Benjamin soltou um longo suspiro, e então se levantou, dando-me as costas e saindo do cômodo, deixando-me sozinha com minha amargura. Sozinha com o meu tormento.

Mal encontrei um pouco de paz e calmaria, Ellian apareceu à porta para me perguntar o que havia acontecido durante o julgamento de Aidan e sobre a minha decisão.

Fiquei feliz por ter alguém com quem conversar, e ele ouviu atentamente a história suja que havia por detrás de minha decisão – meu pacto e de Ducian para salvar a vida de Aidan.

Ele compreendeu, mas não aceitou minha decisão. De qualquer forma, eu mesma já havia me conformado com meu destino e o agradeci por tudo.

Como últimos favores, pedi a ele que me arranjasse uma folha de papel e uma caneta. Eu precisava começar uma carta de despedida, uma que seria entregue a Lucius assim que Ellian tivesse a chance, e então seria repassada para minha mãe e para Aidan.

Quando comecei as primeiras linhas, foi inevitável que o jorro incessante de lágrimas brotasse em meus olhos e despencasse como o símbolo de minha tristeza imensurável e de minha saudade sufocante.
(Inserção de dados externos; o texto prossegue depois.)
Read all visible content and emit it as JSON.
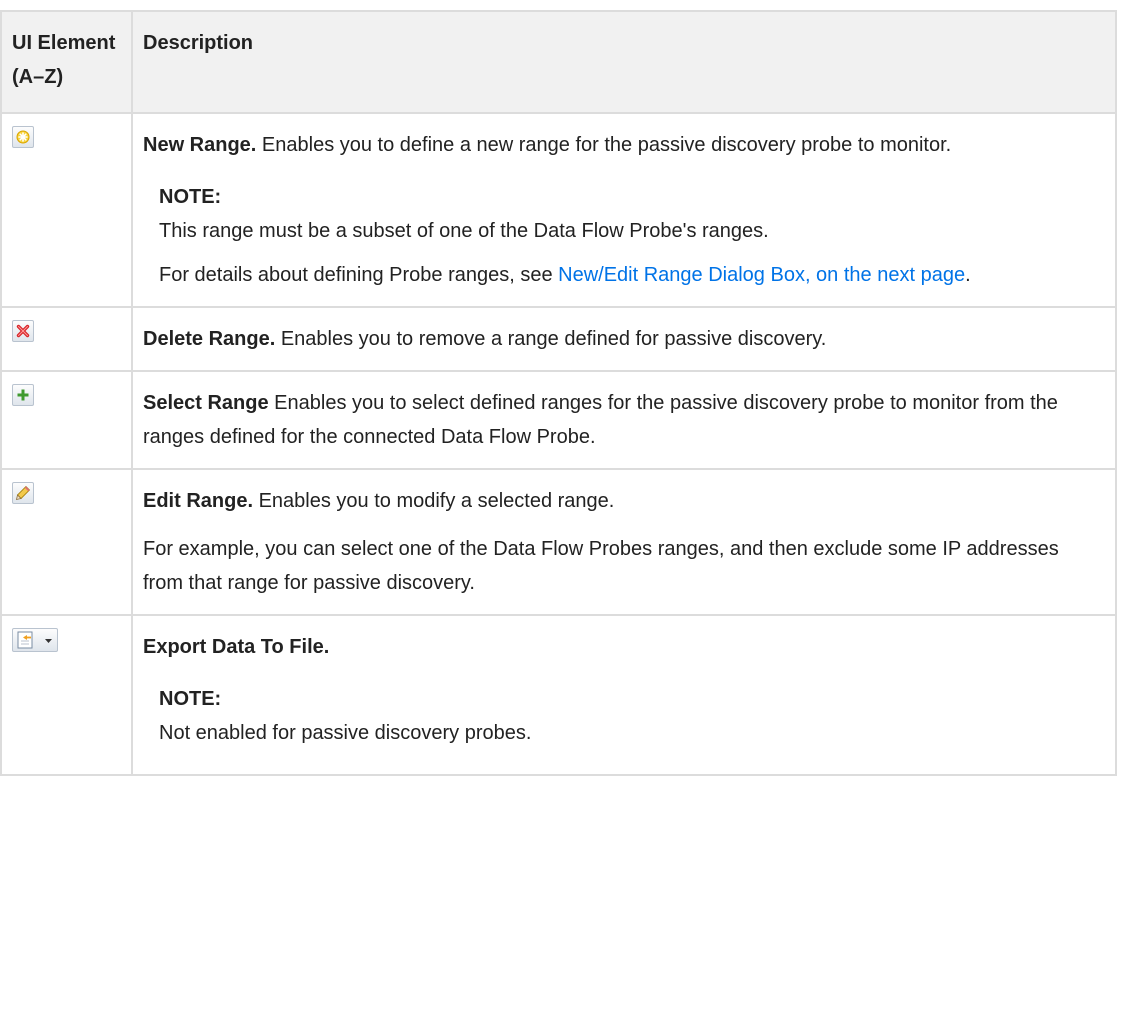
{
  "table": {
    "header": {
      "col1": "UI Element (A–Z)",
      "col2": "Description"
    },
    "rows": {
      "new_range": {
        "icon": "new-range-icon",
        "title": "New Range.",
        "text": " Enables you to define a new range for the passive discovery probe to monitor.",
        "note_title": "NOTE:",
        "note_text": "This range must be a subset of one of the Data Flow Probe's ranges.",
        "details_prefix": "For details about defining Probe ranges, see ",
        "details_link": "New/Edit Range Dialog Box, on the next page",
        "details_suffix": "."
      },
      "delete_range": {
        "icon": "delete-icon",
        "title": "Delete Range.",
        "text": " Enables you to remove a range defined for passive discovery."
      },
      "select_range": {
        "icon": "add-icon",
        "title": "Select Range",
        "text": " Enables you to select defined ranges for the passive discovery probe to monitor from the ranges defined for the connected Data Flow Probe."
      },
      "edit_range": {
        "icon": "pencil-icon",
        "title": "Edit Range.",
        "text": " Enables you to modify a selected range.",
        "example": "For example, you can select one of the Data Flow Probes ranges, and then exclude some IP addresses from that range for passive discovery."
      },
      "export_data": {
        "icon": "export-icon",
        "title": "Export Data To File.",
        "note_title": "NOTE:",
        "note_text": "Not enabled for passive discovery probes."
      }
    }
  },
  "colors": {
    "link": "#0073e7",
    "header_bg": "#f1f1f1",
    "border": "#dcdcdc"
  }
}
Escrevi para minha mãe primeiro e disse a ela o quanto sentia sua falta, o quanto eu lhe era grata, o quanto ela me recriminaria provavelmente por estar tomando uma decisão como essa, também previ o quanto ela choraria ao ler essas frases que meu coração atormentado agora despejava sobre aquela mísera folha de papel.

Mas garanti a ela que estava feliz. Feliz por poder salvar alguém que amava. Não mencionei quem ele era, mas apenas ressaltei que estava agindo segundo os princípios e os conceitos nos quais acreditava, os quais meu pai me ensinou através de seu grande sacrifício no passado.

Irônico que agora eu me encontrasse em uma situação parecida. Lutando desesperadamente para salvar a razão de meu viver.

Finalizei dizendo a ela o quanto a amava, e que de alguma forma eu sabia, eu podia sentir, um pedaço meu sempre estaria com ela, sempre viveria dentro dela.

E a consolei com minhas lágrimas.

Depois veio a parte mais dolorosa, contar a Aidan meus motivos não seria fácil. Mas tentei ao máximo fazê-lo entender que não permitiria que nada de ruim acontecesse a ele. Que me sacrificaria um milhão de vezes se fosse necessário para mantê-lo vivo.

Tentei dizer a ele que estava feliz com o pouco que vivemos, mas a verdade é que não estava. Obra do destino impiedoso, nosso amor jamais seria consumado, nós jamais ficaríamos verdadeiramente juntos, jamais obteríamos uma vida plena ao lado do outro.

Disse a ele que o amava, que o passado já não me importava mais e que daria tudo para voltar atrás em minhas palavras. Jamais deveria tê-lo magoado daquela maneira, e sentia tanto que minha culpa me corroia cruelmente.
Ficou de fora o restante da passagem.